La famille sikhe au centre du récit, ses démêlés avec les militants en armes, avec les soldats, avec les leaders du village, le sort devenu central du chien de la maison, la beauté fascinante des plans de nature, les dilemmes du père de famille, la peinture des mœurs rurales… ce sont autant de composants, qui s’assemblent selon des logiques inédites, des compositions singulières où le suspens, jusqu’à l’extrême bord d’un gouffre de terreur, la violence, le quotidien débonnaire, affectueux, le souffle lointain, puis soudain proche, de l’actualité politique de la région, fabriquent un monde aux règles inusitées.

Gurvinder Singh a le grand mérite de ne pas filmer pour des spectateurs occidentaux, il travaille de l’intérieur un monde qu’il connaît bien. Et ce double mouvement – proximité entre le film, le sujet, les protagonistes et l’auteur/éloignement pour un public européen – augmente la puissance de suggestion des plans, les ressources poétiques de leur assemblage.

C’est peu de dire que cela ne va pas de soi, la même configuration pourrait produire un résultat incompréhensible, ou de piètre intérêt.
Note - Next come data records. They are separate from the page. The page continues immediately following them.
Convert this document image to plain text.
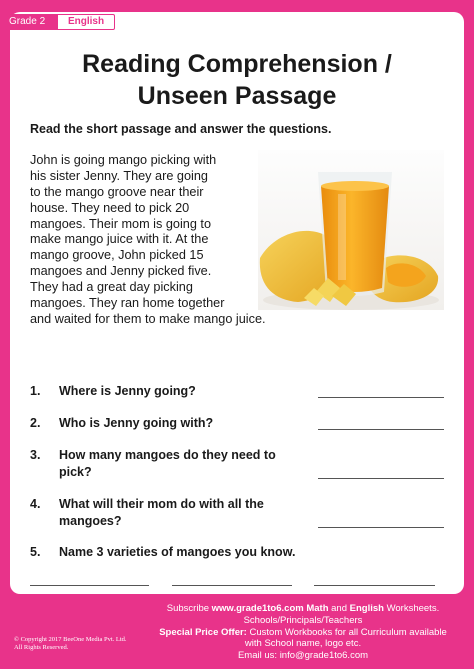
Grade 2	English
Reading Comprehension /
Unseen Passage
Read the short passage and answer the questions.
John is going mango picking with
his sister Jenny. They are going
to the mango groove near their
house. They need to pick 20
mangoes. Their mom is going to
make mango juice with it. At the
mango groove, John picked 15
mangoes and Jenny picked five.
They had a great day picking
mangoes. They ran home together
and waited for them to make mango juice.
1. Where is Jenny going?
2. Who is Jenny going with?
3. How many mangoes do they need to
pick?
4. What will their mom do with all the
mangoes?
5. Name 3 varieties of mangoes you know.
© Copyright 2017 BeeOne Media Pvt. Ltd.
All Rights Reserved.
Subscribe www.grade1to6.com Math and English Worksheets.
Schools/Principals/Teachers
Special Price Offer: Custom Workbooks for all Curriculum available
with School name, logo etc.
Email us: info@grade1to6.com
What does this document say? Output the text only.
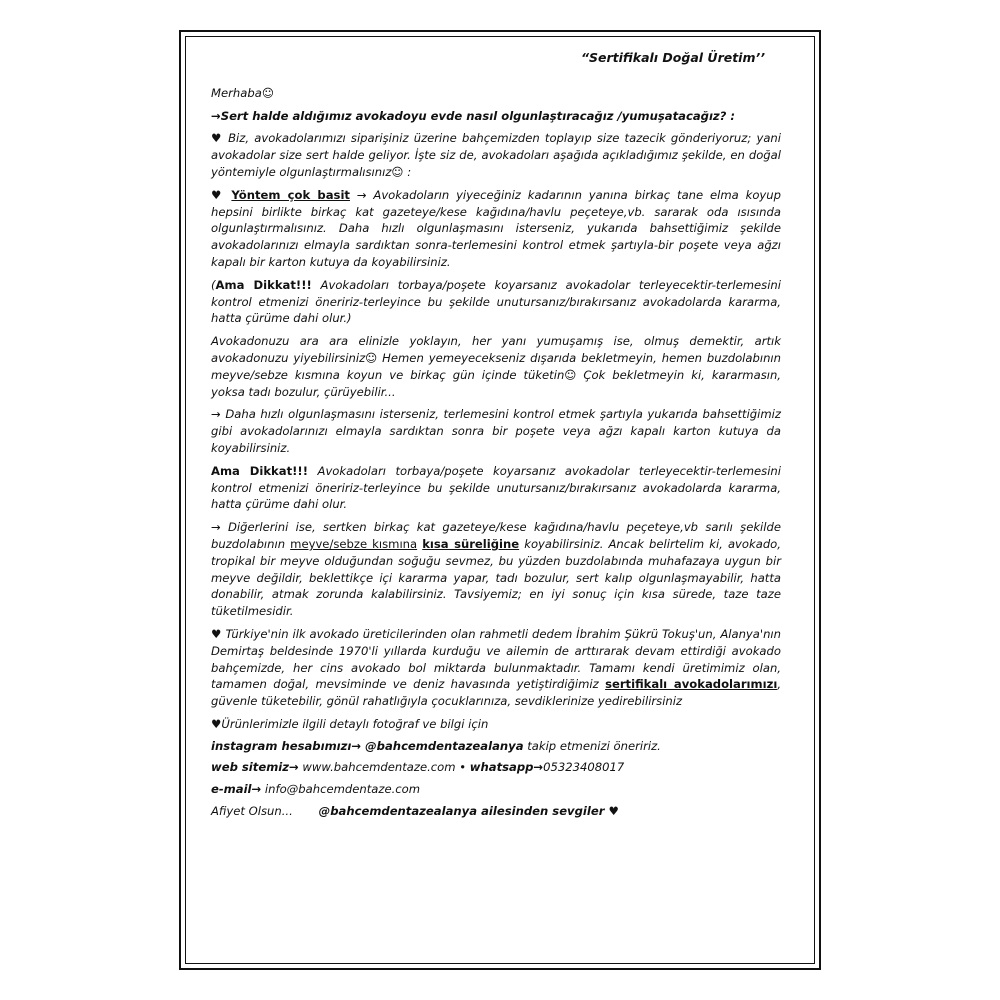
“Sertifikalı Doğal Üretim’’

Merhaba☺

→Sert halde aldığımız avokadoyu evde nasıl olgunlaştıracağız /yumuşatacağız? :

♥ Biz, avokadolarımızı siparişiniz üzerine bahçemizden toplayıp size tazecik gönderiyoruz; yani avokadolar size sert halde geliyor. İşte siz de, avokadoları aşağıda açıkladığımız şekilde, en doğal yöntemiyle olgunlaştırmalısınız☺ :

♥ Yöntem çok basit → Avokadoların yiyeceğiniz kadarının yanına birkaç tane elma koyup hepsini birlikte birkaç kat gazeteye/kese kağıdına/havlu peçeteye,vb. sararak oda ısısında olgunlaştırmalısınız. Daha hızlı olgunlaşmasını isterseniz, yukarıda bahsettiğimiz şekilde avokadolarınızı elmayla sardıktan sonra-terlemesini kontrol etmek şartıyla-bir poşete veya ağzı kapalı bir karton kutuya da koyabilirsiniz.

(Ama Dikkat!!! Avokadoları torbaya/poşete koyarsanız avokadolar terleyecektir-terlemesini kontrol etmenizi öneririz-terleyince bu şekilde unutursanız/bırakırsanız avokadolarda kararma, hatta çürüme dahi olur.)

Avokadonuzu ara ara elinizle yoklayın, her yanı yumuşamış ise, olmuş demektir, artık avokadonuzu yiyebilirsiniz☺ Hemen yemeyecekseniz dışarıda bekletmeyin, hemen buzdolabının meyve/sebze kısmına koyun ve birkaç gün içinde tüketin☺ Çok bekletmeyin ki, kararmasın, yoksa tadı bozulur, çürüyebilir...

→ Daha hızlı olgunlaşmasını isterseniz, terlemesini kontrol etmek şartıyla yukarıda bahsettiğimiz gibi avokadolarınızı elmayla sardıktan sonra bir poşete veya ağzı kapalı karton kutuya da koyabilirsiniz.

Ama Dikkat!!! Avokadoları torbaya/poşete koyarsanız avokadolar terleyecektir-terlemesini kontrol etmenizi öneririz-terleyince bu şekilde unutursanız/bırakırsanız avokadolarda kararma, hatta çürüme dahi olur.

→ Diğerlerini ise, sertken birkaç kat gazeteye/kese kağıdına/havlu peçeteye,vb sarılı şekilde buzdolabının meyve/sebze kısmına kısa süreliğine koyabilirsiniz. Ancak belirtelim ki, avokado, tropikal bir meyve olduğundan soğuğu sevmez, bu yüzden buzdolabında muhafazaya uygun bir meyve değildir, beklettikçe içi kararma yapar, tadı bozulur, sert kalıp olgunlaşmayabilir, hatta donabilir, atmak zorunda kalabilirsiniz. Tavsiyemiz; en iyi sonuç için kısa sürede, taze taze tüketilmesidir.

♥ Türkiye'nin ilk avokado üreticilerinden olan rahmetli dedem İbrahim Şükrü Tokuş'un, Alanya'nın Demirtaş beldesinde 1970'li yıllarda kurduğu ve ailemin de arttırarak devam ettirdiği avokado bahçemizde, her cins avokado bol miktarda bulunmaktadır. Tamamı kendi üretimimiz olan, tamamen doğal, mevsiminde ve deniz havasında yetiştirdiğimiz sertifikalı avokadolarımızı, güvenle tüketebilir, gönül rahatlığıyla çocuklarınıza, sevdiklerinize yedirebilirsiniz

♥Ürünlerimizle ilgili detaylı fotoğraf ve bilgi için

instagram hesabımızı→ @bahcemdentazealanya takip etmenizi öneririz.

web sitemiz→ www.bahcemdentaze.com • whatsapp→05323408017

e-mail→ info@bahcemdentaze.com

Afiyet Olsun... @bahcemdentazealanya ailesinden sevgiler ♥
Assurément le sens du cadre et de l’image est ici d’un grand recours, et la manière d’utiliser notamment l’obscurité, les basses lumières, la brume, paradoxalement augmente un autre accès au film, aux émotions et aux idées qui l’animent.

Mais il y a davantage, même si cela est difficile à formuler. Disons : un sentiment du monde. Car il s’agit à la fois d’événements politiques très précisément situés, de grandes questions (les minorités, les inégalités, la situation agraire, la lutte armée, le comportement des autorités et des forces de l’ordre) toujours actives dans la société indienne, et d’une parabole universelle. L’élégance attentive de la mise en scène en même temps que sa volonté de ne pas se soumettre à un récit, encore moins à une démonstration, délient les puissances qui habitent ce film, film qui se révèle extrêmement ambitieux malgré son apparente modestie.

On remarquera aussi que c’est le deuxième film indien en quelques semaines, après le déjà remarquable mais tout à fait différent Court de Chaitanya Tamhane, qui témoigne de l’apparition d’une nouvelle génération de réalisateurs dans ce pays, riche des plus hautes promesses.